Data to Decisions: Principles of Efficient Data Science

Cornell University, Spring 2025

Instructor: Sainyam Galhotra
Email: sg@cs.cornell.edu
Office: Gates 445

Time: Monday and Wednesday, 1:25pm-2:40pm ET
Office Hour: Every Week Wednesday 3:00 - 4:00pm ET, Gates 445

Course Description:

This course delves into the principles of managing large-scale datasets with the goal of designing an efficient data science pipeline. It encompasses a diverse set of topics, such as data acquisition, visualization, preparation, validation, and analysis. As we go through these modules, you’ll also engage in extensive paper readings and reviews, enriching your understanding with the latest research and innovative approaches in the field. Students will apply the learned techniques as a part of an open-ended project.

By the end of the course, students will be able to:
• Implement the principles of data management to a real-world problem.
• Design complex data processing pipelines by combining data from different sources.
• Evaluate the impact of noise on the quality of data analysis and design methods to get rid of it.
• Critically evaluate scientific papers from the data management research community and prepare presentations covering these topics.

Prerequisites:

If you are an undergraduate, you should have taken CS 4780 or an equivalent course, since it is a prerequisite. For all others, knowledge of machine learning at the level of CS 4780 is needed.
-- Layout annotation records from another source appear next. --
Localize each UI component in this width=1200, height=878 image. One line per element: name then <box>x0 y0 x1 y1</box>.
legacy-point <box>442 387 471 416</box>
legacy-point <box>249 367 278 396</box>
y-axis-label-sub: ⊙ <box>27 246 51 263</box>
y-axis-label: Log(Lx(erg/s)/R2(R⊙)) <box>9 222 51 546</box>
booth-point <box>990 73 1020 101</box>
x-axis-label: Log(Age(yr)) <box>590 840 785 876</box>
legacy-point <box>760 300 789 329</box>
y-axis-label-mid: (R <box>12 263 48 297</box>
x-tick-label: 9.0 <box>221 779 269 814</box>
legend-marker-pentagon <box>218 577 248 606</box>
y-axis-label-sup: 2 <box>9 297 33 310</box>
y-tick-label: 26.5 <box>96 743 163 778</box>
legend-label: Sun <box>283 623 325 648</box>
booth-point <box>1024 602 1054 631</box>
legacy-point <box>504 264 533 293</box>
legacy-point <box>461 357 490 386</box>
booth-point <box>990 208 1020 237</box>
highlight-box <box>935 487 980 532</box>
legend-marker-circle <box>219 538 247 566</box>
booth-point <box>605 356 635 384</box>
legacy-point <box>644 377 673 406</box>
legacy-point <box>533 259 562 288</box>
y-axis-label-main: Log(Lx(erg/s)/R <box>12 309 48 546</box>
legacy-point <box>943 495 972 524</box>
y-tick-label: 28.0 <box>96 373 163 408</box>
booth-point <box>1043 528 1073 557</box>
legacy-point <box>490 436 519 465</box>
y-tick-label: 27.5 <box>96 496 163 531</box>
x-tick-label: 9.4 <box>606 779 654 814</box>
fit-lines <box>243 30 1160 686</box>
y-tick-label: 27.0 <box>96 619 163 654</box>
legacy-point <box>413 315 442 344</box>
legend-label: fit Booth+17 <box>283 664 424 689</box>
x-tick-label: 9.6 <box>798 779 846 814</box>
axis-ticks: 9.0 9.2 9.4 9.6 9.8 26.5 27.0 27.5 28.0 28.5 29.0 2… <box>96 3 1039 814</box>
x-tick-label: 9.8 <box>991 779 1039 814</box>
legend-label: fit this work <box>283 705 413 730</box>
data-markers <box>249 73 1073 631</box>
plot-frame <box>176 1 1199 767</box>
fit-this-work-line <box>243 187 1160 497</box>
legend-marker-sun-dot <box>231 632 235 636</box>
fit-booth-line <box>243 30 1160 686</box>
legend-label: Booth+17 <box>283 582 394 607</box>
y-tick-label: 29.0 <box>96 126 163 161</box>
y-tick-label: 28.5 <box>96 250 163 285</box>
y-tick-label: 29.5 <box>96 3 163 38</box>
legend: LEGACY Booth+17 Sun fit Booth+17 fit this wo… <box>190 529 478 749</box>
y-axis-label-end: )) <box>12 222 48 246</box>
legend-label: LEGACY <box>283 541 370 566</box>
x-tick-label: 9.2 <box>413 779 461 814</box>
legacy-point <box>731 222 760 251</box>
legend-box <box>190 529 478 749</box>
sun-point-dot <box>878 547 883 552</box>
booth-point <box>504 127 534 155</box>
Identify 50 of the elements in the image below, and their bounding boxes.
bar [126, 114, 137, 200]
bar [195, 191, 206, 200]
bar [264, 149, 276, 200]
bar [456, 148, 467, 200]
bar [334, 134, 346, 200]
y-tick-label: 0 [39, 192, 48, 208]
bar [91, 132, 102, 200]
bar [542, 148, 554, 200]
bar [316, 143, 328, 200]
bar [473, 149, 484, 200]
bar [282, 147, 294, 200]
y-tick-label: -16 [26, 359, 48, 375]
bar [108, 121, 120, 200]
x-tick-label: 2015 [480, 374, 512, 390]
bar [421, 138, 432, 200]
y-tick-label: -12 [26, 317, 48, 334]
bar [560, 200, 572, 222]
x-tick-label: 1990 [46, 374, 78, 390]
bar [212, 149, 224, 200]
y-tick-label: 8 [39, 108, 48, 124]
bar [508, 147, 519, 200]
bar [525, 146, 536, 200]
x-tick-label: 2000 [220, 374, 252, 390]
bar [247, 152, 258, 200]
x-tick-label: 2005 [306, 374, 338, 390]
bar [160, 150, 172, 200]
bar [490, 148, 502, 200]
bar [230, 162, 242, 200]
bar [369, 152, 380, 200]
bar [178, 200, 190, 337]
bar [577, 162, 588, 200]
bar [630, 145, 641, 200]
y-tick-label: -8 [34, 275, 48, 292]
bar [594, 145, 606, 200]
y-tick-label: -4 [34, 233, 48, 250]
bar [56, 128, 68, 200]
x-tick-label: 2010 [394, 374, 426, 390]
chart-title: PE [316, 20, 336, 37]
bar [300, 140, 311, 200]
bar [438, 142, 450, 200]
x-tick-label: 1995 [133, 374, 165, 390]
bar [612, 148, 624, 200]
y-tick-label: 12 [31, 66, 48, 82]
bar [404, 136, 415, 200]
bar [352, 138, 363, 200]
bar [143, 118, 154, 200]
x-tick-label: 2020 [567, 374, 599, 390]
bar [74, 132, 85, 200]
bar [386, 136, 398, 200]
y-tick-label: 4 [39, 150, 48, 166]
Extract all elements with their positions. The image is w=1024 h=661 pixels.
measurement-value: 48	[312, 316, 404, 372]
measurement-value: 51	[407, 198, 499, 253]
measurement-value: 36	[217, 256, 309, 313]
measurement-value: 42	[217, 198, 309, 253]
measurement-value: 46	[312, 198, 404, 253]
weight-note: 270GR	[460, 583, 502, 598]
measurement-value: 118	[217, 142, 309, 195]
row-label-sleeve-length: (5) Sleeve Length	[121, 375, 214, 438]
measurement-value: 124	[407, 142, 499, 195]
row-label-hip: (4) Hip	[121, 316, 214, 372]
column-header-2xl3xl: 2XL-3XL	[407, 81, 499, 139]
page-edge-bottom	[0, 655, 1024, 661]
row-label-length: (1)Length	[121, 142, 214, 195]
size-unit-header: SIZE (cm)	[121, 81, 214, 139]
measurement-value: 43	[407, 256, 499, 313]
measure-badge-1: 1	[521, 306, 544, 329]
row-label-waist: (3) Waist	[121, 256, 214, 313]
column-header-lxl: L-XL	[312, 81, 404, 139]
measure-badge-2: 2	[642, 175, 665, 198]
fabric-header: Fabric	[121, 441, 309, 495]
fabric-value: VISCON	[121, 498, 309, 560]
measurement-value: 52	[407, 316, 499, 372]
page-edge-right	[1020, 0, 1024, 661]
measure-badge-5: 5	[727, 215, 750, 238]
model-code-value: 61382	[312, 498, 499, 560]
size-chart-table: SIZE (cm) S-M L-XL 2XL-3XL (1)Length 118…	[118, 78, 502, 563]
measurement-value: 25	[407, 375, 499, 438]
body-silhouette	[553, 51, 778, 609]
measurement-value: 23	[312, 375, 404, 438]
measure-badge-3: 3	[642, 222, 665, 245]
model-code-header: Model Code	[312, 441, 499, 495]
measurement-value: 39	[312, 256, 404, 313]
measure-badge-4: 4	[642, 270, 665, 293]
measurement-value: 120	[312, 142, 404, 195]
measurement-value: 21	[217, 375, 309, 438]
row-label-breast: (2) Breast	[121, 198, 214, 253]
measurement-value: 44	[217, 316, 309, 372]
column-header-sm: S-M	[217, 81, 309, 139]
Course Workload and Grading:

Paper Presentation: 20%
• One presentation individually or two presentations in teams of two.
• Grading considers quality of slides and verbal explanations, as well as audience engagement.
Quality of paper reviews: 15%
•Paper reviews should be about one page in length. The review should follow the template of a conference paper review.
Assignments: 10%
•Two assignments with four slip days.
Active participation in class discussions: 15%
• One point per lecture for asking at least one relevant question.
Project: 40%
• Teams of upto two students per project.
• Projects are chosen within the first three weeks of the semester.